FALL’S SUBTLE, COSMIC SHIFTS URGE ME TO SLEEP IN, as if hibernation was a natural inclination. I emerge from cozy, feathery comfort, my bare feet touch the floor. Catching a deep breath, I reach, stretch, and bow, to begin slow, energizing Suryanamaskar, honoring the gifts of sun, sky, and earth, a practice to which I have committed myself, since 1972. On this late morning, as I gaze at my surroundings, I move to simplify with great facility~~a stack of non-essentials here; one to re-consider, there; all these clumps like spent, interior leaf piles, bound for the re-cycle bin.
I plan my menus of comfort foods; digestible, satisfying soups, root salads, bone broths.
Half in jest, I reflect on our animal sisters and brothers, who sustain themselves during Winter’s deep sleep with stored fat.
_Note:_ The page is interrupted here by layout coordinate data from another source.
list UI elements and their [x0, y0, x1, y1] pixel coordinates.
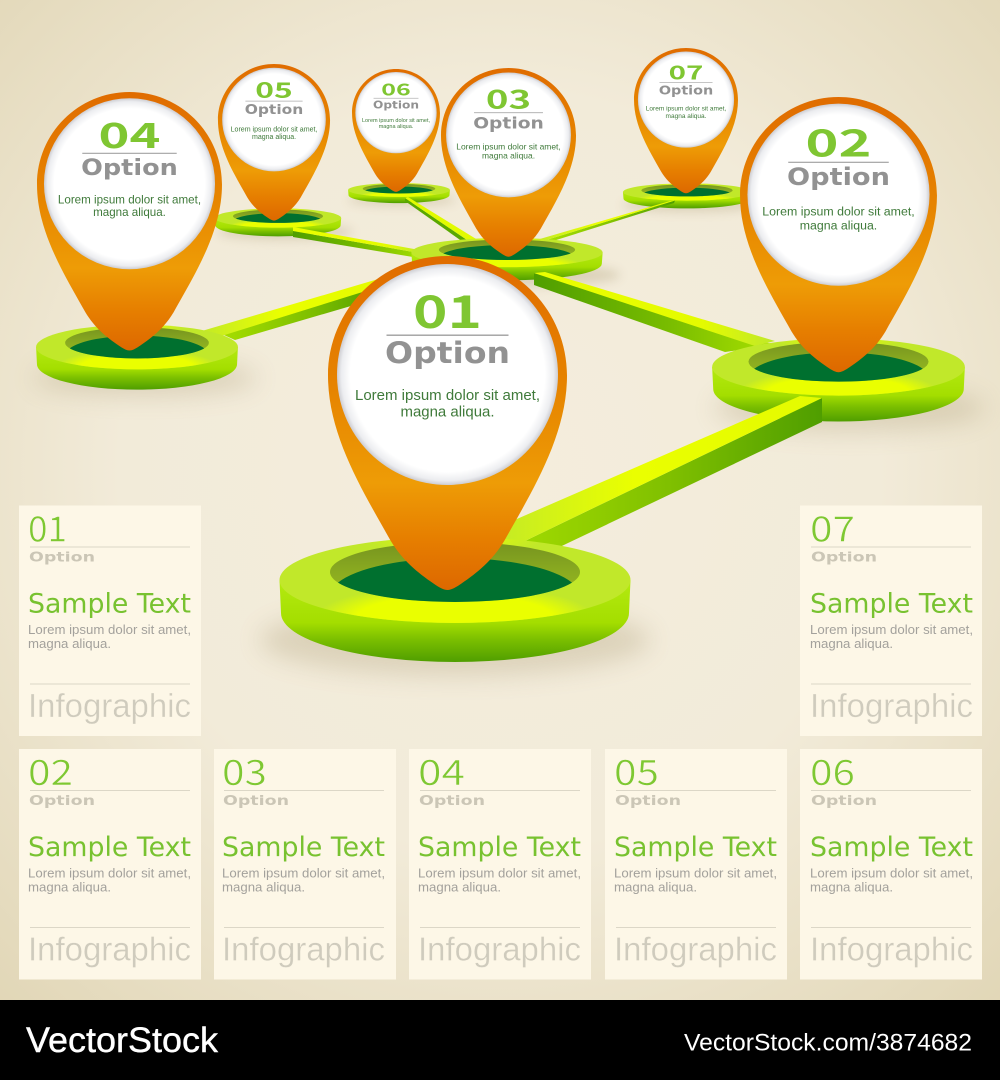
card 01: 01: [28, 502, 67, 552]
pin 01: Option: [385, 336, 510, 370]
pin 01: magna aliqua.: [400, 404, 494, 420]
card 06: 06: [810, 745, 855, 796]
pin 04: 04: [99, 109, 160, 159]
card 04: [409, 745, 591, 980]
card 03: Infographic: [222, 930, 385, 968]
card 05: Infographic: [614, 930, 777, 968]
card 01: Infographic: [28, 687, 191, 724]
pin 02: Option: [787, 163, 890, 191]
card 03: 03: [222, 745, 267, 796]
footer bar: [0, 1000, 1000, 1080]
ring 01 base: [280, 537, 630, 662]
card 07: Sample Text: [810, 588, 973, 620]
pin 06: 06: [381, 77, 411, 101]
pin 03: magna aliqua.: [482, 151, 535, 161]
connector 05 to hub: [293, 227, 425, 259]
pin 03: 03: [486, 81, 531, 117]
pin 06: Lorem ipsum dolor sit amet,: [362, 118, 430, 124]
card 06: Option: [811, 794, 877, 809]
connector 07 to hub: [533, 200, 675, 241]
pin 07: [634, 48, 738, 193]
card 07: Infographic: [810, 687, 973, 724]
pin 05: Option: [245, 102, 303, 118]
connector 06 to hub: [405, 197, 481, 242]
pin 06: Option: [373, 98, 419, 111]
card 04: 04: [418, 745, 465, 796]
card 03: Lorem ipsum dolor sit amet,: [222, 866, 385, 880]
card 05: Option: [615, 794, 681, 809]
card 04: Sample Text: [418, 832, 581, 863]
card 02: Option: [29, 794, 95, 809]
card 05: [605, 745, 787, 980]
connector 04 to hub: [195, 277, 385, 340]
card 03: [214, 745, 396, 980]
pin 02: magna aliqua.: [800, 218, 877, 232]
card 04: Infographic: [418, 930, 581, 968]
pin 01: Lorem ipsum dolor sit amet,: [355, 387, 540, 404]
pin 04: [37, 92, 222, 351]
card 07: magna aliqua.: [810, 636, 893, 651]
pin 06: [352, 69, 440, 192]
connector hub to 02: [534, 272, 775, 352]
pin 01: [328, 256, 567, 590]
card 02: Infographic: [28, 930, 191, 968]
pin 02: [740, 97, 937, 372]
pin 07: Lorem ipsum dolor sit amet,: [646, 106, 726, 113]
pin 07: magna aliqua.: [666, 113, 707, 120]
pin 07: 07: [669, 56, 703, 85]
card 07: 07: [810, 502, 855, 552]
pin 05: 05: [255, 75, 293, 105]
pin 05: magna aliqua.: [252, 134, 296, 141]
ring shadows: [33, 194, 985, 676]
card 04: magna aliqua.: [418, 880, 501, 894]
pin 03: Option: [473, 113, 544, 132]
card 01: magna aliqua.: [28, 636, 111, 651]
card 05: Sample Text: [614, 832, 777, 863]
ring 04 base: [36, 325, 238, 390]
card 02: Lorem ipsum dolor sit amet,: [28, 866, 191, 880]
pin 06: magna aliqua.: [379, 124, 414, 130]
pin 05: Lorem ipsum dolor sit amet,: [231, 126, 317, 133]
ring 07 base: [623, 183, 751, 208]
card 06: Lorem ipsum dolor sit amet,: [810, 866, 973, 880]
footer url: VectorStock.com/3874682: [684, 1030, 972, 1056]
card 06: Sample Text: [810, 832, 973, 863]
pin 07: Option: [659, 83, 713, 98]
ring 06 base: [348, 183, 450, 203]
card 05: Lorem ipsum dolor sit amet,: [614, 866, 777, 880]
card 01: Option: [29, 550, 95, 566]
footer logo: VectorStock: [26, 1021, 219, 1060]
card 07: [800, 502, 982, 736]
card 03: Option: [223, 794, 289, 809]
card 02: [19, 745, 201, 980]
pin 02: Lorem ipsum dolor sit amet,: [762, 205, 915, 219]
pin 02: 02: [806, 113, 871, 167]
card 05: 05: [614, 745, 659, 796]
ring 02 base: [712, 338, 965, 422]
pin 05: [218, 64, 330, 221]
pin 04: Option: [81, 155, 178, 181]
pin 01: 01: [413, 276, 482, 341]
card 07: Option: [811, 550, 877, 566]
ring 05 base: [215, 208, 341, 236]
card 02: 02: [28, 745, 73, 796]
pin 03: Lorem ipsum dolor sit amet,: [456, 141, 561, 151]
card 06: [800, 745, 982, 980]
card 01: [19, 502, 201, 736]
card 04: Lorem ipsum dolor sit amet,: [418, 866, 581, 880]
pin 04: magna aliqua.: [93, 206, 166, 219]
card 06: Infographic: [810, 930, 973, 968]
card 02: Sample Text: [28, 832, 191, 863]
pin 04: Lorem ipsum dolor sit amet,: [58, 193, 201, 206]
card 04: Option: [419, 794, 485, 809]
card 06: magna aliqua.: [810, 880, 893, 894]
card 03: magna aliqua.: [222, 880, 305, 894]
card 02: magna aliqua.: [28, 880, 111, 894]
connector 02 to 01: [480, 396, 822, 576]
card 07: Lorem ipsum dolor sit amet,: [810, 622, 973, 637]
card 01: Sample Text: [28, 588, 191, 620]
card 03: Sample Text: [222, 832, 385, 863]
ring hub base: [411, 238, 603, 280]
pin 03: [441, 68, 576, 257]
card 05: magna aliqua.: [614, 880, 697, 894]
card 01: Lorem ipsum dolor sit amet,: [28, 622, 191, 637]
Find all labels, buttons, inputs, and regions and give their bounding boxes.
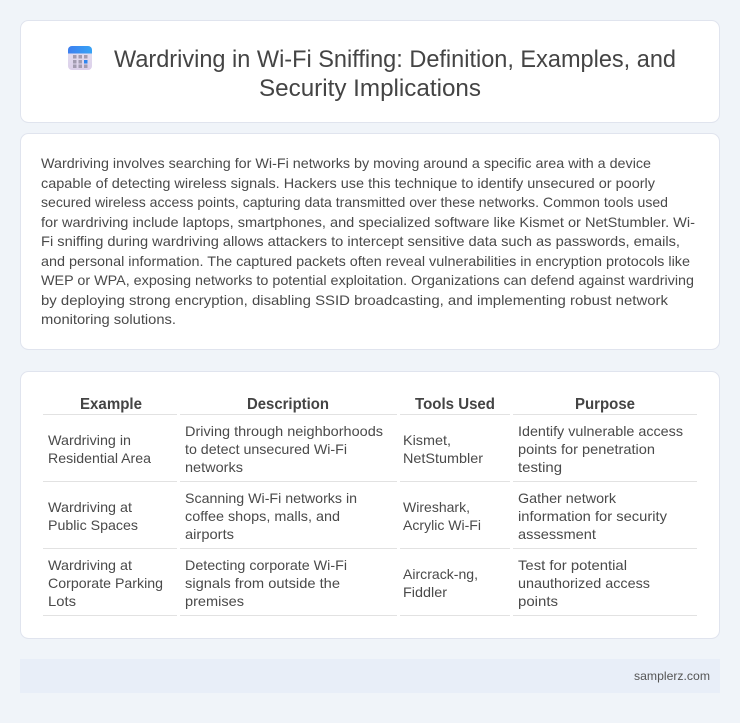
table header: Description <box>247 396 329 413</box>
text block: wardriving overview: and personal information. The captured packets often reveal vulnerabilities in encryption protocols like <box>41 253 690 269</box>
table row: residential: NetStumbler <box>403 450 483 466</box>
table row: corporate parking lots: Corporate Parking <box>48 575 163 591</box>
table row: corporate parking lots: Lots <box>48 593 76 609</box>
footer bar <box>20 659 720 693</box>
table row: residential: to detect unsecured Wi-Fi <box>185 441 347 457</box>
footer bar: samplerz.com <box>634 669 710 683</box>
title: Wardriving in Wi-Fi Sniffing: Definition, Examples, and <box>114 46 676 73</box>
table row: corporate parking lots: Aircrack-ng, <box>403 566 478 582</box>
text block: wardriving overview: secured wireless access points, capturing data transmitted over these networks. Common tools used <box>41 194 668 210</box>
table header: Tools Used <box>415 396 495 413</box>
text block: wardriving overview: WEP or WPA, exposing networks to potential exploitation. Organizations can defend against wardriving <box>41 272 694 288</box>
table row: residential: networks <box>185 459 243 475</box>
table row: corporate parking lots <box>48 557 650 609</box>
table row: public spaces: airports <box>185 526 234 542</box>
table row: residential: points for penetration <box>518 441 655 457</box>
table row: corporate parking lots: premises <box>185 593 244 609</box>
table row: residential: Kismet, <box>403 432 451 448</box>
table row: public spaces: Acrylic Wi-Fi <box>403 517 481 533</box>
text block: wardriving overview: for wardriving include laptops, smartphones, and specialized software like Kismet or NetStumbler. Wi- <box>41 214 695 230</box>
icon: calendar <box>68 46 92 70</box>
table header: Purpose <box>575 396 635 413</box>
table header: Example <box>80 396 142 413</box>
table row: residential: Wardriving in <box>48 432 131 448</box>
table row: public spaces: information for security <box>518 508 667 524</box>
text block: wardriving overview: monitoring solutions. <box>41 311 176 327</box>
text block: wardriving overview: Fi sniffing during wardriving allows attackers to intercept sensitive data such as passwords, emails, <box>41 233 680 249</box>
title: Security Implications <box>259 75 481 102</box>
text block: wardriving overview: Wardriving involves searching for Wi-Fi networks by moving around a specific area with a device <box>41 155 651 171</box>
table header <box>80 396 635 413</box>
table row: corporate parking lots: signals from outside the <box>185 575 340 591</box>
text block: wardriving overview <box>41 155 695 327</box>
panel: intro paragraph <box>20 134 720 350</box>
title <box>114 46 676 102</box>
table row: public spaces: Wardriving at <box>48 499 132 515</box>
table row: public spaces: assessment <box>518 526 596 542</box>
text block: wardriving overview: by deploying strong encryption, disabling SSID broadcasting, and implementing robust network <box>41 292 669 308</box>
table row: public spaces: Gather network <box>518 490 617 506</box>
panel: examples table <box>20 372 720 638</box>
table row: corporate parking lots: Detecting corporate Wi-Fi <box>185 557 347 573</box>
panel: title card <box>20 20 720 122</box>
table row: corporate parking lots: Test for potential <box>518 557 627 573</box>
table row: public spaces: Public Spaces <box>48 517 138 533</box>
table row: corporate parking lots: Wardriving at <box>48 557 132 573</box>
table row: corporate parking lots: unauthorized access <box>518 575 650 591</box>
table row: residential: Driving through neighborhoods <box>185 423 383 439</box>
table row: public spaces <box>48 490 667 542</box>
table row: residential: Residential Area <box>48 450 151 466</box>
table row: residential: Identify vulnerable access <box>518 423 683 439</box>
table row: residential <box>48 423 683 475</box>
table row: public spaces: Scanning Wi-Fi networks in <box>185 490 357 506</box>
text block: wardriving overview: capable of detecting wireless signals. Hackers use this technique to identify unsecured or poorly <box>41 175 655 191</box>
table row: corporate parking lots: Fiddler <box>403 584 447 600</box>
table row: public spaces: Wireshark, <box>403 499 470 515</box>
table row: public spaces: coffee shops, malls, and <box>185 508 340 524</box>
table row: corporate parking lots: points <box>518 593 558 609</box>
table row: residential: testing <box>518 459 562 475</box>
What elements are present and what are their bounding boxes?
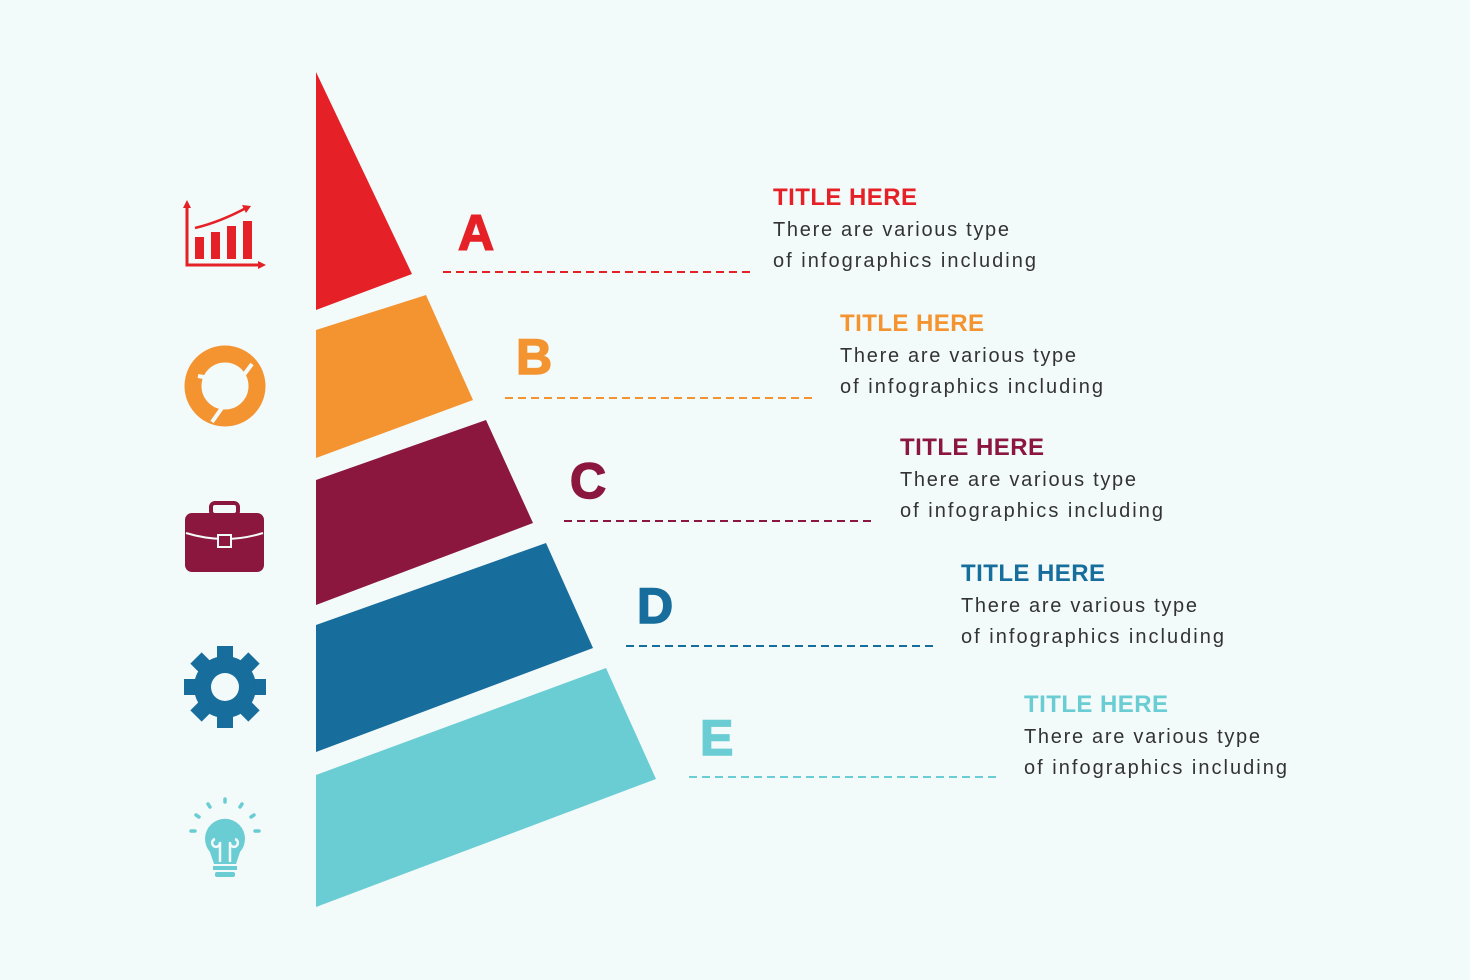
text block B: of infographics including xyxy=(840,376,1103,398)
text block D: of infographics including xyxy=(961,626,1224,648)
text block C: TITLE HERE xyxy=(900,434,1044,461)
icon: cycle xyxy=(193,354,257,422)
text block E xyxy=(1024,691,1287,779)
text block B: TITLE HERE xyxy=(840,310,984,337)
text block A xyxy=(773,184,1036,272)
text block D: TITLE HERE xyxy=(961,560,1105,587)
text block B xyxy=(840,310,1103,398)
text block E: of infographics including xyxy=(1024,757,1287,779)
tier E xyxy=(316,668,656,907)
letter B: B xyxy=(516,329,552,385)
letter C: C xyxy=(570,453,606,509)
text block C xyxy=(900,434,1163,522)
icon: light bulb xyxy=(191,799,259,877)
icon: bar chart xyxy=(183,200,266,269)
text block C: There are various type xyxy=(900,469,1136,491)
letter E: E xyxy=(700,710,733,766)
text block E: There are various type xyxy=(1024,726,1260,748)
text block D xyxy=(961,560,1224,648)
letter D: D xyxy=(637,578,673,634)
tier C xyxy=(316,420,533,605)
pyramid xyxy=(316,72,656,907)
text block D: There are various type xyxy=(961,595,1197,617)
tier D xyxy=(316,543,593,752)
text block A: of infographics including xyxy=(773,250,1036,272)
text block C: of infographics including xyxy=(900,500,1163,522)
tier B xyxy=(316,295,473,458)
text block A: There are various type xyxy=(773,219,1009,241)
text block B: There are various type xyxy=(840,345,1076,367)
text block E: TITLE HERE xyxy=(1024,691,1168,718)
tier A xyxy=(316,72,412,310)
icon: gear xyxy=(184,646,266,728)
text block A: TITLE HERE xyxy=(773,184,917,211)
icon: briefcase xyxy=(185,503,264,572)
letter A: A xyxy=(458,205,494,261)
We fight that innate tendency to rest with impending, self-imposed holiday “have-tos,” the shopping, lists, impatience and stress, and compromise our internal systems, and die a little, spiritually and physically. I am not, myself, immune to this pattern, but being aware allows me to re-assess what is truly of value to me, and to wilfully act on that intention.
Viewing cherished memories of past 60-something Autumns fulfills me, evoking a sense of completion, yet the minor-chord realization that I may never return to re-visit. So, yesterday, I finished painting “These Woods I Knew” (Watercolor, 11″ x 15″), re-kindling the bare paths around my favorite poet’s, Robert Frost’s New Hampshire forest home in the silent chill of late-Autumn.